I need some help with my thoughts,
Because they have gotten tangled up in the weeds
Growing in tight knots around my stomach.
The worst part is that I’m not even sure where to
When I tried to describe the problem to my therapist
the other day
I felt like the weeds were expanding, curling up my esophagus
Pressing up on
My throat and the words that spilled out of my mouth
Were shiny and fluorescent green and a little slimy. And of course they didn’t make a bit of sense, or at least I couldn’t quite
understand all of what I was spilling out to her. At one point I know I said the word
“Fear.” I know I said, “I’m so afraid.” She made me try to elaborate and
I felt like I talked and talked and nothing was making much sense. And the more I talked the more tense I felt and the weeds just grew and grew.
Especially scary was this: I told her I was afraid I had no purpose in living, or that I wanted some new purpose, I wanted to feel as though what I did every day of my life made a difference at least to me. “I want my ordinary everyday life to make me happy.”
That’s not asking too much, is it?
She took page after page of notes, and at one point she put her glasses on and flipped back through the pages and she announced that she had found a “clue.”
“You said that when you were younger you were busy trying to become something.”
I nodded. “Yes,” I said. “I was very busy building a career. And I have a wonderful curriculum vitae to show for it. Except now that does not seem very important, that CV. Now what seems important is just being happy day by day.”
The therapist still hadn’t pursued the clue.
“So what I want to ask you is this,” she said. “If you say you were busy trying to become something, does that mean that you had to become something because you were nothing beforehand?”
And I looked at her and I thought wow, how smart a woman she is.
That she could see so clearly the girl that was me, decades ago, who was so desperate to become something “successful” that she dressed in a navy blue Brooks Brothers suit (matching skirt and jacket) and a pink bow tie, and she marched down to Wall Street with a brief case and put on a corporate face that she borrowed from some magazine.
I need some help with my thoughts alright.

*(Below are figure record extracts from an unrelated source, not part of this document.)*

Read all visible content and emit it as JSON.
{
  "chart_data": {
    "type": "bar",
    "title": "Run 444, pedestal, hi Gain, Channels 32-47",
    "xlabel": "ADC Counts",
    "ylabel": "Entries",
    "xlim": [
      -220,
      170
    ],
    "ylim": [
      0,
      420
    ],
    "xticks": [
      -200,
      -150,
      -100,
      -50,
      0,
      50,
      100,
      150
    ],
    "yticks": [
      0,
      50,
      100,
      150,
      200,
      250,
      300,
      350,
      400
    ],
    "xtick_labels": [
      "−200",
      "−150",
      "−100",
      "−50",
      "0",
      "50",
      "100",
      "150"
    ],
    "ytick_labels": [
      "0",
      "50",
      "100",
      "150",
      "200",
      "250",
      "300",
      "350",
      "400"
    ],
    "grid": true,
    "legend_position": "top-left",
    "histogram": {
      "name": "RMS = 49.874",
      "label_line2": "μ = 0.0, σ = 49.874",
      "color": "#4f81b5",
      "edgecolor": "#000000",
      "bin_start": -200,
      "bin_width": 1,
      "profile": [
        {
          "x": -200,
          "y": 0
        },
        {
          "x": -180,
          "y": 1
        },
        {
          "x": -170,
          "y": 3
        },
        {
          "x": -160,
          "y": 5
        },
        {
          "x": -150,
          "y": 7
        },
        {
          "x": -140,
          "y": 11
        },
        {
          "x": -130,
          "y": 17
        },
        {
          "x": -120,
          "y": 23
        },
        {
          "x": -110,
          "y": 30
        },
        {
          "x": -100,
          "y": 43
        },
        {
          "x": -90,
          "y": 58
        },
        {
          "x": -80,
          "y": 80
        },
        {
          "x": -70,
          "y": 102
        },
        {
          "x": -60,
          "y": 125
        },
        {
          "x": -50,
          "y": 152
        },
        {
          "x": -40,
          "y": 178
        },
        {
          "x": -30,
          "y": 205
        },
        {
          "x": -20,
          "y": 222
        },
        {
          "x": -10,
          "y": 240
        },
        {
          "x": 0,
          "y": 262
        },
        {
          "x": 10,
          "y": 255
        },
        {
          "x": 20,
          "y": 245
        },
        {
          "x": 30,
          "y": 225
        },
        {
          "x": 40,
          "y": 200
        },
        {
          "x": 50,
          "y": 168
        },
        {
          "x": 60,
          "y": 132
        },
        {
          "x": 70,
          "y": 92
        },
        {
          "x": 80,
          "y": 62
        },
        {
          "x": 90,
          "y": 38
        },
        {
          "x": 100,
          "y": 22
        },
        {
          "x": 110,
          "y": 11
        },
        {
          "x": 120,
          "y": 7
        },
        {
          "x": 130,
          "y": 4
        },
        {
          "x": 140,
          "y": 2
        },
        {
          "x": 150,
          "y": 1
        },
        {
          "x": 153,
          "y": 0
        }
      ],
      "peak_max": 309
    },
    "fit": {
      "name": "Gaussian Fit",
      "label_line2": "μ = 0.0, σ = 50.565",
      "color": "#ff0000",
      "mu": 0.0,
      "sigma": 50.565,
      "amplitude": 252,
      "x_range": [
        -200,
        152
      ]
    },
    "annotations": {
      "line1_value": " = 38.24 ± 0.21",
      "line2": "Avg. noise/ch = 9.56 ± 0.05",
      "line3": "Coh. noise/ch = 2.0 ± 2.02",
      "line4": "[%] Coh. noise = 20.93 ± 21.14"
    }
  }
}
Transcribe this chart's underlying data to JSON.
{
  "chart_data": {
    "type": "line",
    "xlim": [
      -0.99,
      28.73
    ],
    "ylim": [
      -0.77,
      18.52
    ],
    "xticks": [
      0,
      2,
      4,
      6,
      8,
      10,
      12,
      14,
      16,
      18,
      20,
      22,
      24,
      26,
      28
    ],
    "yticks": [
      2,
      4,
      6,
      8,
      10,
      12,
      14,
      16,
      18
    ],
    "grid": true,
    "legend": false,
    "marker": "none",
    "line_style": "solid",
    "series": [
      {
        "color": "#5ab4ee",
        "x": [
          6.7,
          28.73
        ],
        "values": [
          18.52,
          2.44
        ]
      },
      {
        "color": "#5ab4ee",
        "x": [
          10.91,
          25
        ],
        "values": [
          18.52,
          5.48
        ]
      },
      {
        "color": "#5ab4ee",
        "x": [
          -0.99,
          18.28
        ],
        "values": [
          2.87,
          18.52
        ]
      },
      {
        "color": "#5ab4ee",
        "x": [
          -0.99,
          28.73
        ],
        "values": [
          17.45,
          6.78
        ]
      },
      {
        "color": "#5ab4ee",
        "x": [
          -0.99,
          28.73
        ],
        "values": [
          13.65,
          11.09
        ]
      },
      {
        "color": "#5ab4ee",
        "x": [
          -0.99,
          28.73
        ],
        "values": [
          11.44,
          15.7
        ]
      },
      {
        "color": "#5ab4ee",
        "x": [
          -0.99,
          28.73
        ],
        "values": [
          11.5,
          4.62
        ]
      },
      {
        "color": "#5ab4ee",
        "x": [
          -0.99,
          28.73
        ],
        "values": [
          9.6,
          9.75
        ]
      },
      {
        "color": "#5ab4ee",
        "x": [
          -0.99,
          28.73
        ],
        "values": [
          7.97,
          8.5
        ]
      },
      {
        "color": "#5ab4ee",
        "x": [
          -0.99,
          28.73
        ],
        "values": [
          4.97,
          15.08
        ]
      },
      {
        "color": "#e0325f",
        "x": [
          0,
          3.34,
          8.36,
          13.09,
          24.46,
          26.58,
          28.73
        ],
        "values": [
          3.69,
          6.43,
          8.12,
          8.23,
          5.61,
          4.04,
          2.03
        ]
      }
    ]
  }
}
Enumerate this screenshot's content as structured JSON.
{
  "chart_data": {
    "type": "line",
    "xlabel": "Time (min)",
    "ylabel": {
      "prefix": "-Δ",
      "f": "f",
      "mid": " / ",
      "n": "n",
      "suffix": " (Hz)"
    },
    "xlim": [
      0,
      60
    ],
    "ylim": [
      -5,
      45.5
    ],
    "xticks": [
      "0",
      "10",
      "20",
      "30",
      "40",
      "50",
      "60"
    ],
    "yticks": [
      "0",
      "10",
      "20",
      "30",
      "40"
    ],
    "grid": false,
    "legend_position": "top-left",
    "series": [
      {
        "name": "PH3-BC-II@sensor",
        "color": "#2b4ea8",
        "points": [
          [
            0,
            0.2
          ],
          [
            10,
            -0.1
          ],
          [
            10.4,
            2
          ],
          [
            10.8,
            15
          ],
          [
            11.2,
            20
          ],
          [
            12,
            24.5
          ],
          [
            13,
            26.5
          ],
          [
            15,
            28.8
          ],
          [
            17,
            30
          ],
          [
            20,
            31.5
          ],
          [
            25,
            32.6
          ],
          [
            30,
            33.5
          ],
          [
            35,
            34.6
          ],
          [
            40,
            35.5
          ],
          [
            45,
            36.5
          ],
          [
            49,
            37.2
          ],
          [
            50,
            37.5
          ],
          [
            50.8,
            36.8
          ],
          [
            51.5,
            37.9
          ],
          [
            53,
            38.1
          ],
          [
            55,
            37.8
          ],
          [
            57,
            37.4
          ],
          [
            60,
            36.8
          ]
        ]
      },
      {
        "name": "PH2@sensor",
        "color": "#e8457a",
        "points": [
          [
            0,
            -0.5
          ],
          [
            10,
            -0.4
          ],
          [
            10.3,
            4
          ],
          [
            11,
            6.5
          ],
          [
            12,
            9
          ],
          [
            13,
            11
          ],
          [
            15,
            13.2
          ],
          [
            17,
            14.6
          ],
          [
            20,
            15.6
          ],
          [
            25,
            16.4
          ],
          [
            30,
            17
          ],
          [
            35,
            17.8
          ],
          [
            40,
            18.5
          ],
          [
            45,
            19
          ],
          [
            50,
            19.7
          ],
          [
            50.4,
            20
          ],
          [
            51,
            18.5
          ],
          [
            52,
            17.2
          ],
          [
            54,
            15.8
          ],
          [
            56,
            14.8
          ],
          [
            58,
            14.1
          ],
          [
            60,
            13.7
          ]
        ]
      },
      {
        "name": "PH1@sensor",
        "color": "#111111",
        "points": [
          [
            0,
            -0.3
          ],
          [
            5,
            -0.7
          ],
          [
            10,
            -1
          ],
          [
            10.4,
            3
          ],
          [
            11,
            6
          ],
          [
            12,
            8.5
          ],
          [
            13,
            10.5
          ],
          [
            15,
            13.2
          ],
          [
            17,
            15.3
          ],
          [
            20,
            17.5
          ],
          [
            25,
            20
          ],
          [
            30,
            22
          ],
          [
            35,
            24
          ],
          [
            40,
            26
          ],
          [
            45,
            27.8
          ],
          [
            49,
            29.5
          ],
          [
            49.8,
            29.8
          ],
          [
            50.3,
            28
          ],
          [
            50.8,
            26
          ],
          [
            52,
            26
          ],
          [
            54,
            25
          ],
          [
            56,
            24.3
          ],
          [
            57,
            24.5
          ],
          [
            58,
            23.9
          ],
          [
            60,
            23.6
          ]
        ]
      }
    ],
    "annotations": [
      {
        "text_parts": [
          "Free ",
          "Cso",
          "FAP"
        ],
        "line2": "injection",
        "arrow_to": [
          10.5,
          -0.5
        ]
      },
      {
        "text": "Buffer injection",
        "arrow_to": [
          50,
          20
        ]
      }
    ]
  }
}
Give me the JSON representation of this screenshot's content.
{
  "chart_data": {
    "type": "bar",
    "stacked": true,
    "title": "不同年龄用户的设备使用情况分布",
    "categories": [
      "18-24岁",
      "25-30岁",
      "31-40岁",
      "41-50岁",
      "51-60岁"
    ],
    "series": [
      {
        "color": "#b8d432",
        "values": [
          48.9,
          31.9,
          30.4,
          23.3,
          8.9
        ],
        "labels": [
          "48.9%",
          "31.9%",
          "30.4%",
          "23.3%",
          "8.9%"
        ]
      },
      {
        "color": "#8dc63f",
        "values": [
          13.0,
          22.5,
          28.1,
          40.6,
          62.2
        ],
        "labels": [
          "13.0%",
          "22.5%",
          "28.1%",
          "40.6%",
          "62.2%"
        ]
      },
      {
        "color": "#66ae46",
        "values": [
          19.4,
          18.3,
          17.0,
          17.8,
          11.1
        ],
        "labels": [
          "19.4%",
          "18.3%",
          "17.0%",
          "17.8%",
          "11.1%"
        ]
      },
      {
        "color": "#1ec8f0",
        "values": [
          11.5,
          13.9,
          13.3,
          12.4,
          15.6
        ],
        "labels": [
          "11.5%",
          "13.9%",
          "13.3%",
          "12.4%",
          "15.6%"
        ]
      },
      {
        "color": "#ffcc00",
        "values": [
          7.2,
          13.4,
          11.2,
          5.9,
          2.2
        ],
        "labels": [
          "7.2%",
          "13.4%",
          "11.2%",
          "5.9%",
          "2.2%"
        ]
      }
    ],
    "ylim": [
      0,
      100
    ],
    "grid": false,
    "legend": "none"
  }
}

I need some help looking back at my life and realizing that I was so afraid I was nothing that I made myself into all kinds of things I didn’t want to be.
I don’t want to do that anymore.
I want to be the woman who is OK – no, not just OK, but happy -- being nothing else besides the woman she fully wants to be.
As I write this, the weeds go limp at my gut. And for the first time I can imagine taking a weed whacker to cut away the mess of knots that is not so tightly wound around my stomach anymore.